И протухают, и гниют, не мощи, чай, к моменту, как Борьке их покажут, там уж и не ясно ничего будет. И не видно, и не слышно, и спросить не у кого. Никто не разберется.
А Марина начнет жизнь заново.
Деньги?
Есть у нее и серебра достаточно, и камни самоцветные отложены, жадным Борис никогда не был. Конечно, драгоценности царские не отдадут ей - к чему оно в монастыре? Но... когда б Марина только на это полагалась!
Еще мать ее учила - хоть ей и повезло выйти замуж за князя рунайского, и Марину родить, и мужа пережить, и даже в могилу сойти спокойно, почти своей смертью умереть, силу дочери передав, а все равно, памятны матери были костры франконские да джерманские. Охотники на ведьм памятны.
И дочери она постоянно говорила ни на кого не надеяться, а лисой жить. По три, четыре запасных выхода в норе иметь! Лучше - пять или шесть. Один завалят, так другие останутся. И с захоронками то же самое. И побольше, побольше.
Марина ее заветам свято следовала. Она хоть и жила спокойно, в безопасности, да мало ли, что в жизни будет? Хотя когда Борис приехал, надобно ей было подальше от него держаться, понимала она, что возле большой власти - возле смерти. А посмотрела на государя росского - и не удержалась, соблазнилась... или правильнее сказать - соблазнила?
Ах, какой он был глупый!
Какой наивный!
Марина и не делала почти ничего. Просто Борис хотел присоединить ее княжество к Россе. Отец его из полных тюфяков был, а вот Боря не в него пошел. То там землицы прихватит, то здесь, где договаривался, где интриговал, больших войн избегал, старался, но Росса потихоньку землями прирастала. Дошла очередь и до Рунайи.

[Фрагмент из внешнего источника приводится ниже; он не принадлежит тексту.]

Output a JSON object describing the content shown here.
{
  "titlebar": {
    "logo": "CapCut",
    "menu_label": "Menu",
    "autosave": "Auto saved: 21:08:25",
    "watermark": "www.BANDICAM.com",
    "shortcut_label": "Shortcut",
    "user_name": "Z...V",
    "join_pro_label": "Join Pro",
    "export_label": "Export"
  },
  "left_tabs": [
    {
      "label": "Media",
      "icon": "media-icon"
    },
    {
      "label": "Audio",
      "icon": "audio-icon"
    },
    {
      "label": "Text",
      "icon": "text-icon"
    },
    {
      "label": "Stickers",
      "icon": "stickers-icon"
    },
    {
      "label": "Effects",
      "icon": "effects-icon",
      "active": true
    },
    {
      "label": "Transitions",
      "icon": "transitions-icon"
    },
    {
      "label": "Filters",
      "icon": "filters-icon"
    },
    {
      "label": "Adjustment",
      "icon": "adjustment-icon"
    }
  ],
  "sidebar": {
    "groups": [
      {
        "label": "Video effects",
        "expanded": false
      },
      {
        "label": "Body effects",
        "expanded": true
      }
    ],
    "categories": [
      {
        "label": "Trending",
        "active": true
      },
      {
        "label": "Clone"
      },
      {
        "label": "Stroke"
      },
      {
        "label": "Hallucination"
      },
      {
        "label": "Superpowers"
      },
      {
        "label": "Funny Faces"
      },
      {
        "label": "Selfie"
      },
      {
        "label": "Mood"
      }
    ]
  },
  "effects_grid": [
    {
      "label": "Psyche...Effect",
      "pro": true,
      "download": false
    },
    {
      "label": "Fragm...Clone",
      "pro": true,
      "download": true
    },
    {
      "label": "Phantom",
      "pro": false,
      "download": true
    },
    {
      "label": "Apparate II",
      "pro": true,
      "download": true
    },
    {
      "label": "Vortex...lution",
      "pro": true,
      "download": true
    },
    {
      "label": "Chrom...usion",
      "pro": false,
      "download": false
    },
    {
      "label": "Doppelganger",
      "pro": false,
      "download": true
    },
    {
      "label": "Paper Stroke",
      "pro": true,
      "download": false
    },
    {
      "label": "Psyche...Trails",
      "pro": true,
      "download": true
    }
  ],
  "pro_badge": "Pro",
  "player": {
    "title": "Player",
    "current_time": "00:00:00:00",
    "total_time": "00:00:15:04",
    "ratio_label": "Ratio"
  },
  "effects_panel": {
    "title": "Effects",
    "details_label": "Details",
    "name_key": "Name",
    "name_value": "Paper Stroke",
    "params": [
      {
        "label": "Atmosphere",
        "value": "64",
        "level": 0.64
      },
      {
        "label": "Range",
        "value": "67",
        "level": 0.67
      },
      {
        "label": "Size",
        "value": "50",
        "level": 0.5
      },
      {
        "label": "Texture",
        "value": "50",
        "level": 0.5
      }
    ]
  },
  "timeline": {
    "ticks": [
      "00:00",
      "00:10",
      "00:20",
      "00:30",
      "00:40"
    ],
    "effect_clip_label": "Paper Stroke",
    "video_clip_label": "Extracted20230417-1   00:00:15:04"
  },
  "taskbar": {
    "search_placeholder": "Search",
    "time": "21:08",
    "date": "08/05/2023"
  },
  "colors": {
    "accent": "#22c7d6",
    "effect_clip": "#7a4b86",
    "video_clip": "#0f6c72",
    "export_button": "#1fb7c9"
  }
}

Марина тогда едва на трон села, сколько ж ей было? Да, лет восемнадцать, и хороша она была необыкновенно, Борис и влюбился, не глядя. Предложил ей союз, а потом руку и сердце, она и согласилась. Хотя где та Рунайя, которую на карте искать сутки надобно, и где Росса! Считай, союз блохи с собакой.
Марина тогда довольна была.
Хотелось ей пожить спокойно, уютно, радостно, в палатах царских - почему нет? Даже ведьмам такого хочется! Да и что она забыла в той Рунайе?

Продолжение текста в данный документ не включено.